As we enter Persephone Days here in Columbia, when we drop below ten hours of daylight in twenty-four, we again try to sit in that pause when things have gone wrong and we're unsure what to do next. We talk with Tinesha Croom, Associate Director of Advising Technologies and Operations and Adjunct Professor of Psychology, who has experience as both an advisor and a faculty member in her contact with students. Her perspective in both of these kinds of work offers important insight on student response to failure and how we as faculty and staff can change our responses in kind. We talk together about having hard conversations when students and faculty can both be uncertain what should happen next.
What can these conversations look like? What has she found is important when they happen? How could we find new ways of having these conversations? Join us to get a little farther into our explorations and to pay tribute to another season guide whose influence helped inform this podcast project.
Stream the episode here or listen through Apple Podcasts or Spotify.
This episode contains a mini memorial to South Carolina naturalist Rudy Mancke, whose public teaching inspired parts of the Instructional Ecology project.

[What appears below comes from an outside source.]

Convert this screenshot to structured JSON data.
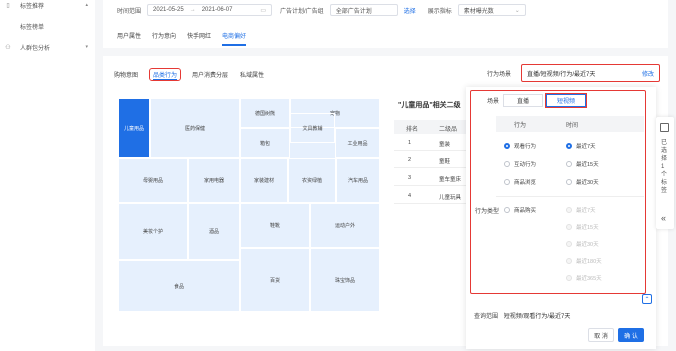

His non-academic teaching included many public radio and television shows including Nature Notes and NatureScene as well as his seasonal presentations held out-of-doors on the Carolina Horseshoe.
Through Rudy's eyes, we can perceive that we are all connected and a part of a complex web of life whether or not we're aware of it. Instructional Ecology is a metaphorical expression of this truth as we think about the context in which we work and learn at the college.
Appreciating and feeling wonder at life around us was one of Rudy's specialties. Talking with people around the college generates the same appreciation and wonder as we look closely at the incredible lives and work through the college.